The rating agency said that the reforms will improve the business climate in the country and raise productivity.
Moody`s also changed its rating outlook to stable from positive, saying that at the Baa2 level the risks to India`s credit profile were broadly balanced.
Moody`s said the recently-introduced goods and services tax (GST), a landmark reform that turned India`s 29 states into a single customs union for the first time, will promote productivity by removing barriers to interstate trade.
"In the meantime, while India`s high debt burden remains a constraint on the country`s credit profile, Moody`s believes that the reforms put in place have reduced the risk of a sharp increase in debt, even in potential downside scenarios," the ratings agency said in a statement.

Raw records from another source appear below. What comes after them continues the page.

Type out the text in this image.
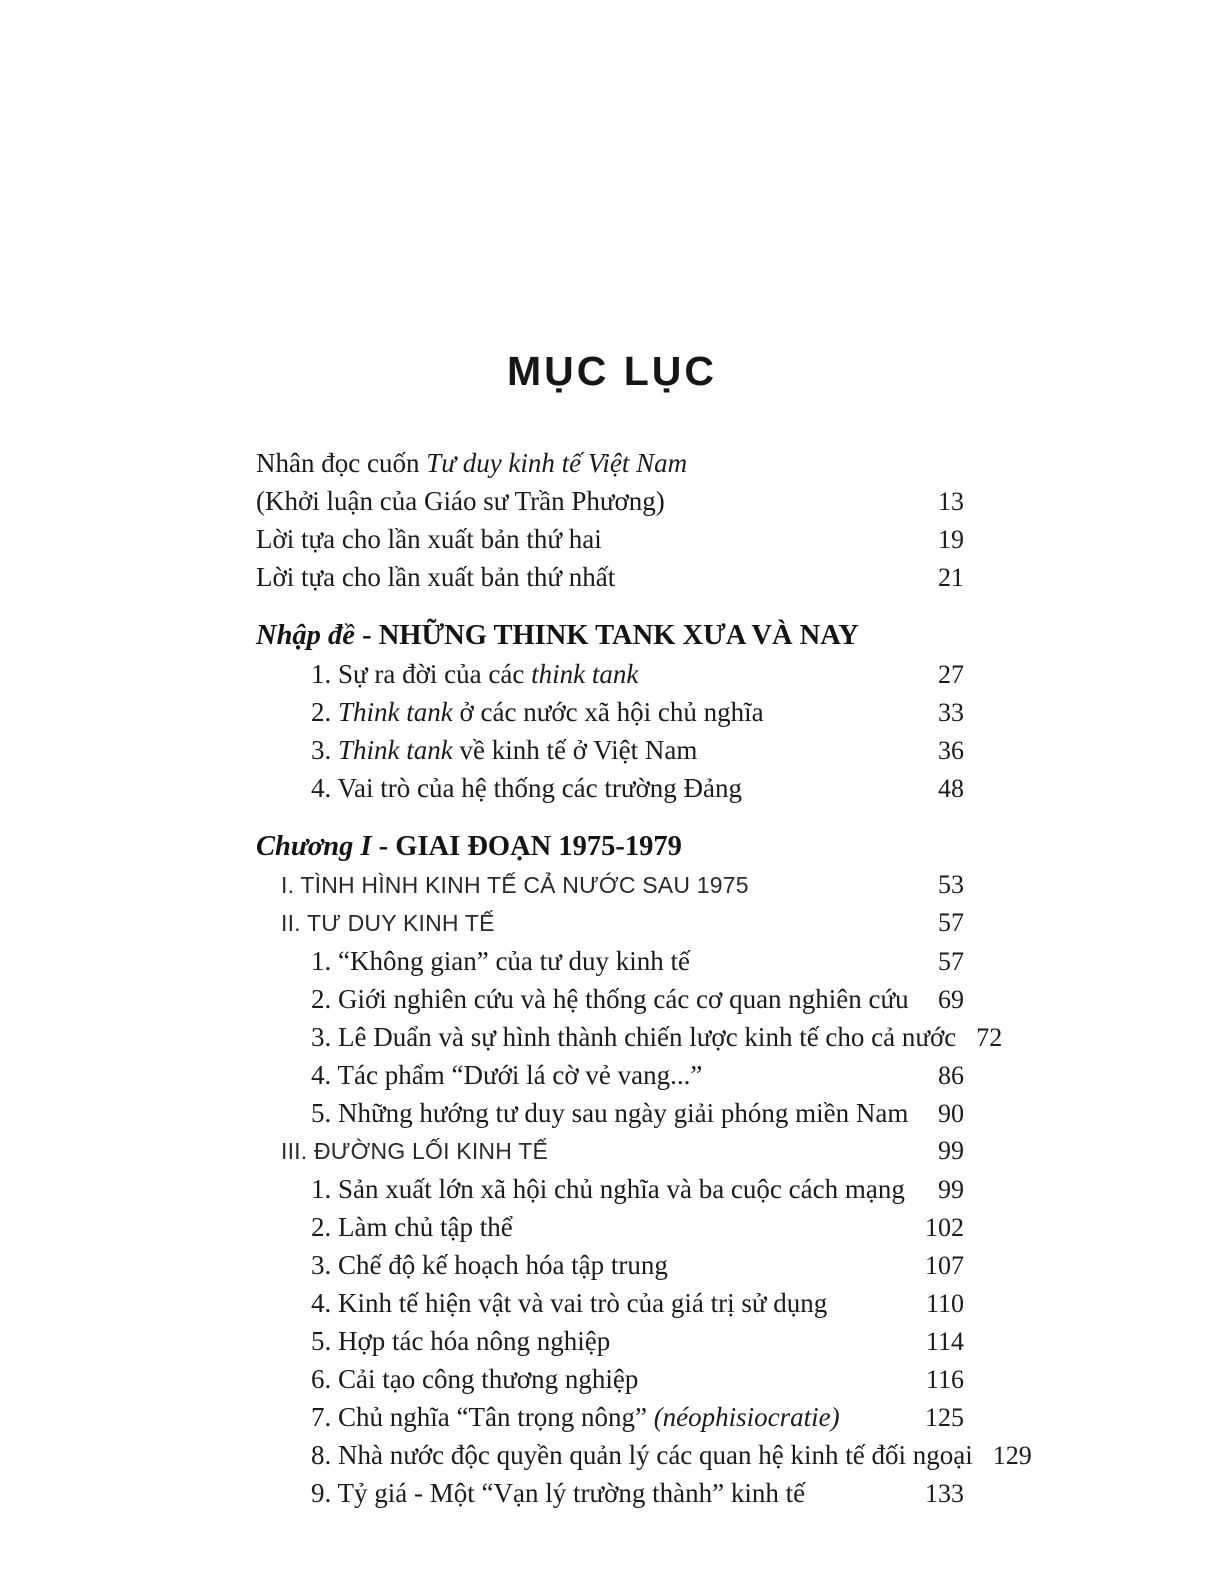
MỤC LỤC
Nhân đọc cuốn Tư duy kinh tế Việt Nam
(Khởi luận của Giáo sư Trần Phương)	13
Lời tựa cho lần xuất bản thứ hai	19
Lời tựa cho lần xuất bản thứ nhất	21
Nhập đề - NHỮNG THINK TANK XƯA VÀ NAY
1. Sự ra đời của các think tank	27
2. Think tank ở các nước xã hội chủ nghĩa	33
3. Think tank về kinh tế ở Việt Nam	36
4. Vai trò của hệ thống các trường Đảng	48
Chương I - GIAI ĐOẠN 1975-1979
I. TÌNH HÌNH KINH TẾ CẢ NƯỚC SAU 1975	53
II. TƯ DUY KINH TẾ	57
1. “Không gian” của tư duy kinh tế	57
2. Giới nghiên cứu và hệ thống các cơ quan nghiên cứu 69
3. Lê Duẩn và sự hình thành chiến lược kinh tế cho cả nước 72
4. Tác phẩm “Dưới lá cờ vẻ vang...”	86
5. Những hướng tư duy sau ngày giải phóng miền Nam 90
III. ĐƯỜNG LỐI KINH TẾ	99
1. Sản xuất lớn xã hội chủ nghĩa và ba cuộc cách mạng 99
2. Làm chủ tập thể	102
3. Chế độ kế hoạch hóa tập trung	107
4. Kinh tế hiện vật và vai trò của giá trị sử dụng	110
5. Hợp tác hóa nông nghiệp	114
6. Cải tạo công thương nghiệp	116
7. Chủ nghĩa “Tân trọng nông” (néophisiocratie)	125
8. Nhà nước độc quyền quản lý các quan hệ kinh tế đối ngoại 129
9. Tỷ giá - Một “Vạn lý trường thành” kinh tế	133
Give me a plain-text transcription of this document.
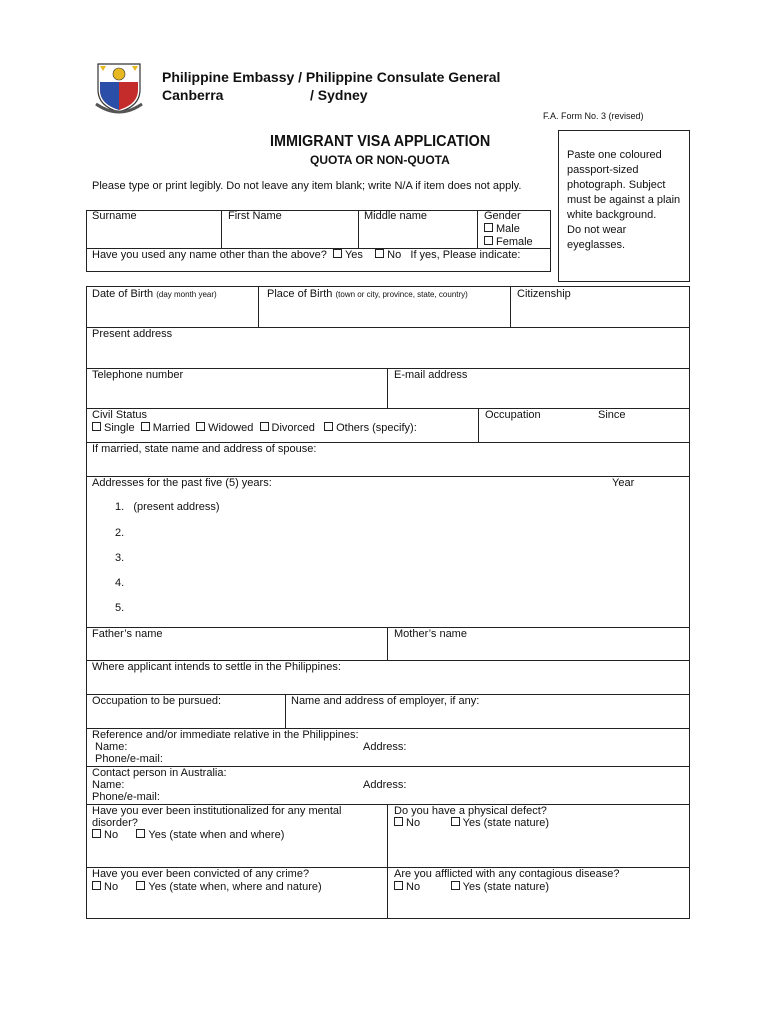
Philippine Embassy / Philippine Consulate General
Canberra	/ Sydney
F.A. Form No. 3 (revised)
IMMIGRANT VISA APPLICATION
QUOTA OR NON-QUOTA
Please type or print legibly. Do not leave any item blank; write N/A if item does not apply.
Paste one coloured
passport-sized
photograph. Subject
must be against a plain
white background.
Do not wear
eyeglasses.
Surname	First Name	Middle name	Gender
Male
Female
Have you used any name other than the above? Yes No If yes, Please indicate:
Date of Birth (day month year)	Place of Birth (town or city, province, state, country)	Citizenship
Present address
Telephone number	E-mail address
Civil Status
Single Married Widowed Divorced Others (specify):
Occupation	Since
If married, state name and address of spouse:
Addresses for the past five (5) years:	Year
1. (present address)
2.
3.
4.
5.
Father’s name	Mother’s name
Where applicant intends to settle in the Philippines:
Occupation to be pursued:	Name and address of employer, if any:
Reference and/or immediate relative in the Philippines:
Name:	Address:
Phone/e-mail:
Contact person in Australia:
Name:	Address:
Phone/e-mail:
Have you ever been institutionalized for any mental
disorder?
No	Yes (state when and where)
Do you have a physical defect?
No	Yes (state nature)
Have you ever been convicted of any crime?
No	Yes (state when, where and nature)
Are you afflicted with any contagious disease?
No	Yes (state nature)
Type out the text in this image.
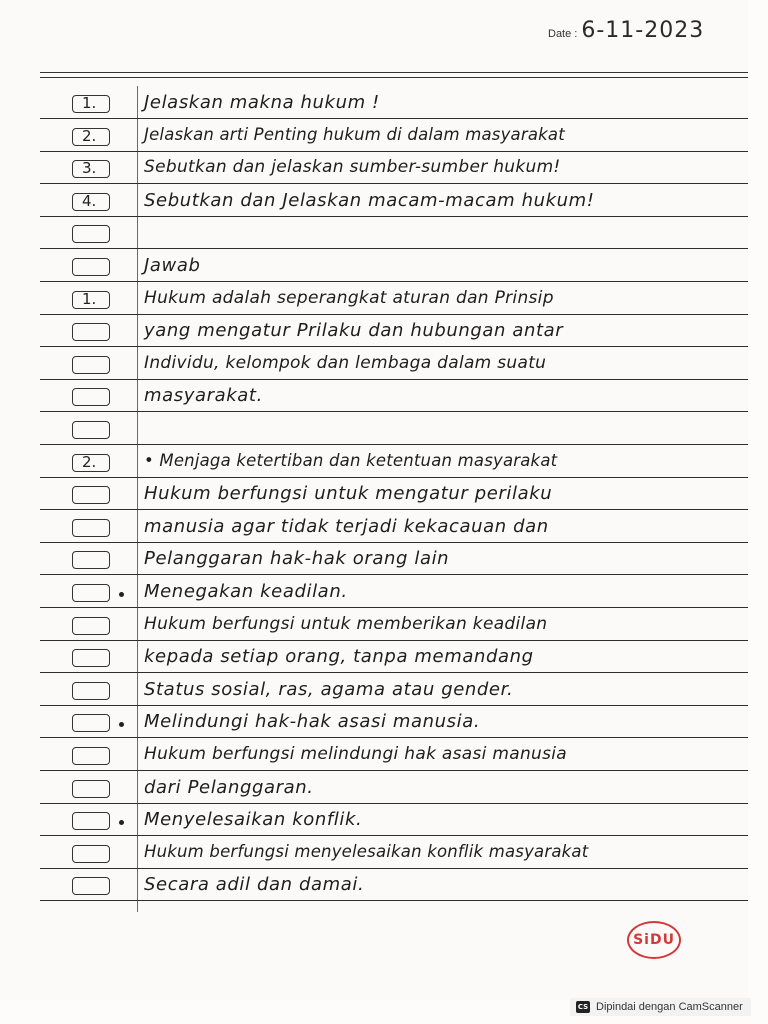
Date : 6-11-2023
1.	Jelaskan makna hukum !
2.	Jelaskan arti Penting hukum di dalam masyarakat
3.	Sebutkan dan jelaskan sumber-sumber hukum!
4.	Sebutkan dan Jelaskan macam-macam hukum!
Jawab
1.	Hukum adalah seperangkat aturan dan Prinsip
yang mengatur Prilaku dan hubungan antar
Individu, kelompok dan lembaga dalam suatu
masyarakat.
2.	• Menjaga ketertiban dan ketentuan masyarakat
Hukum berfungsi untuk mengatur perilaku
manusia agar tidak terjadi kekacauan dan
Pelanggaran hak-hak orang lain
Menegakan keadilan.
Hukum berfungsi untuk memberikan keadilan
kepada setiap orang, tanpa memandang
Status sosial, ras, agama atau gender.
Melindungi hak-hak asasi manusia.
Hukum berfungsi melindungi hak asasi manusia
dari Pelanggaran.
Menyelesaikan konflik.
Hukum berfungsi menyelesaikan konflik masyarakat
Secara adil dan damai.
SiDU
CS Dipindai dengan CamScanner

Moody`s expects India`s real GDP growth to moderate to 6.7 percent in the fiscal year ending in March 2018 from 7.1 percent a year earlier.
Moody`s also raised India`s local currency senior unsecured debt rating to Baa2 from Baa3 and its short-term local currency rating to P-2 from P-3.
The government of Prime Minister Narendra Modi eased tax requirements last month for small- and medium-sized companies in response to growing criticism of its economic stewardship.